In The Four Disciplines of Execution, Chris McChesney, Sean Covey, and Jim Huling suggest, "The real enemy of execution is your day job! We call it the whirlwind. It's the massive amount of energy that's necessary just to keep your operation going on a day to day basis. The whirlwind robs from you the focus required to move your team forward."
Educational leaders are constantly getting caught in the whirlwind. When asked what they have accomplished at the end of the school day, weary school leaders recall running from one task to the next, putting out fires to prevent their schools from collapsing.
While these efforts are admirable, leaders who operate solely from the whirlwind spend all their energy trying to stay upright but never have time to tackle their biggest priorities. Herein lies the challenge for school leaders: How to complete high leverage activities in the midst of daily chaos.

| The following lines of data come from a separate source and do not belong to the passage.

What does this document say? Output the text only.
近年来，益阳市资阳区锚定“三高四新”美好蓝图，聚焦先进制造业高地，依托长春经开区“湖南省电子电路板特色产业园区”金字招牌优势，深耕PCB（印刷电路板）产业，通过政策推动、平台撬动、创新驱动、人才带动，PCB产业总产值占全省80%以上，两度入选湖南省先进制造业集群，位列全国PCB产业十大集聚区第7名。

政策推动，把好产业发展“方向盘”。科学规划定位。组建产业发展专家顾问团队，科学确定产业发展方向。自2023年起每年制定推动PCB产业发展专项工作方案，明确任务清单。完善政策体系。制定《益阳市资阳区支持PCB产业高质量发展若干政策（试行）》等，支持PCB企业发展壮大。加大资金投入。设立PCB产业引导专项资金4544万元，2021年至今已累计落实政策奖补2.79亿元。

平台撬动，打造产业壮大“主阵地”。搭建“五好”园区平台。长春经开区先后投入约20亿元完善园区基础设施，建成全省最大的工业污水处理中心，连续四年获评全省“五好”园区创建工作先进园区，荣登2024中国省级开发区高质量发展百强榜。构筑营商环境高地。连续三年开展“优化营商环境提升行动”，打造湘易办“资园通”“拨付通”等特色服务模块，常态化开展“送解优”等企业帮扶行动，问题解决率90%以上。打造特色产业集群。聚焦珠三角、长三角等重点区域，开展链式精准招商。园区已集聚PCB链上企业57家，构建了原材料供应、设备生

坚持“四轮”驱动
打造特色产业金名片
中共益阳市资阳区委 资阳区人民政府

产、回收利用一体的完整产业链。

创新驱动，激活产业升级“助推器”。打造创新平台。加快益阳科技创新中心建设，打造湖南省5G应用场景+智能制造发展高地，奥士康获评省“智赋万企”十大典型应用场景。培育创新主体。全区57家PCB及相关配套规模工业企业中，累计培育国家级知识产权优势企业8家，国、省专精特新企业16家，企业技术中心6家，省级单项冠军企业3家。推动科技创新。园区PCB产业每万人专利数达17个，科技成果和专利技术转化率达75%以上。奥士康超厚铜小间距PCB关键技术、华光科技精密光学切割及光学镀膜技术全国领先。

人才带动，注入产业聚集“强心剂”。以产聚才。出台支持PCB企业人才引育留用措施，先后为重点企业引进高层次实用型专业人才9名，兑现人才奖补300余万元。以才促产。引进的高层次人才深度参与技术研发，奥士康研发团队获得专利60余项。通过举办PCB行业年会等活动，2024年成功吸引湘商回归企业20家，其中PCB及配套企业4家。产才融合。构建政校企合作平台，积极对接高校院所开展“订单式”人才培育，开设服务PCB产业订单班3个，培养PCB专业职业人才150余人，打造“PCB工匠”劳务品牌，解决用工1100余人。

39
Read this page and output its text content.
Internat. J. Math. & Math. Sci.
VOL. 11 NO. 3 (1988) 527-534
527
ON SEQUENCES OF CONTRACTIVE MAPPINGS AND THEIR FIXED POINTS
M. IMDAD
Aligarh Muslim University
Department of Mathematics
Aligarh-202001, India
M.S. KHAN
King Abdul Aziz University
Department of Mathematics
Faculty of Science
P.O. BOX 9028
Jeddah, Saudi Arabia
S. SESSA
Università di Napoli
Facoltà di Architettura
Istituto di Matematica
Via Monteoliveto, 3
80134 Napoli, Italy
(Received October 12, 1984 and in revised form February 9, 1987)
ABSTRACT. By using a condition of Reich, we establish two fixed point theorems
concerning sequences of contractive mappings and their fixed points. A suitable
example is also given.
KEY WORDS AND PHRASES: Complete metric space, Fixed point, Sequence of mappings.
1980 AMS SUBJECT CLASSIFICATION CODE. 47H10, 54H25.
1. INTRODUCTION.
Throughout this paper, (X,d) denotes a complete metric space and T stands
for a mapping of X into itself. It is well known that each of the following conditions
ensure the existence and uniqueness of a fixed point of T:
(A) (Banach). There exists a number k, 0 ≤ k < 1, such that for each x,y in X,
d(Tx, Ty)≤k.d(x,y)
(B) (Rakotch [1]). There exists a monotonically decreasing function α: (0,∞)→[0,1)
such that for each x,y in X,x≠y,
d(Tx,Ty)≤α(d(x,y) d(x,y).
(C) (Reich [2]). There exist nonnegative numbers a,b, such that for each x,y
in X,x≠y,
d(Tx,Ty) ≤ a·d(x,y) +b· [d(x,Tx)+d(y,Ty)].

Several programs have been developed to assist leaders with this very problem. Two of the most common are the Four Disciplines of Execution (4DX) model and the Objectives and Key Results (OKR) model. While the following paragraphs provide a brief overview of 4DX, feel free to explore OKRs or any other system you believe would work in your setting.
The first step in the 4DX process is selecting a Wildly Important Goal (WIG). To determine a WIG, simply answer the following question: "If every other area of our school (or district) remained at its current level of performance, what is the one area where change would have the greatest impact?”
Ask this question to a room full of educational leaders and you are likely to get many opinions. The key here is not getting hung up on finding the perfect answer, but rather to choose a WIG that fits your leadership style and is aligned with your district philosophy.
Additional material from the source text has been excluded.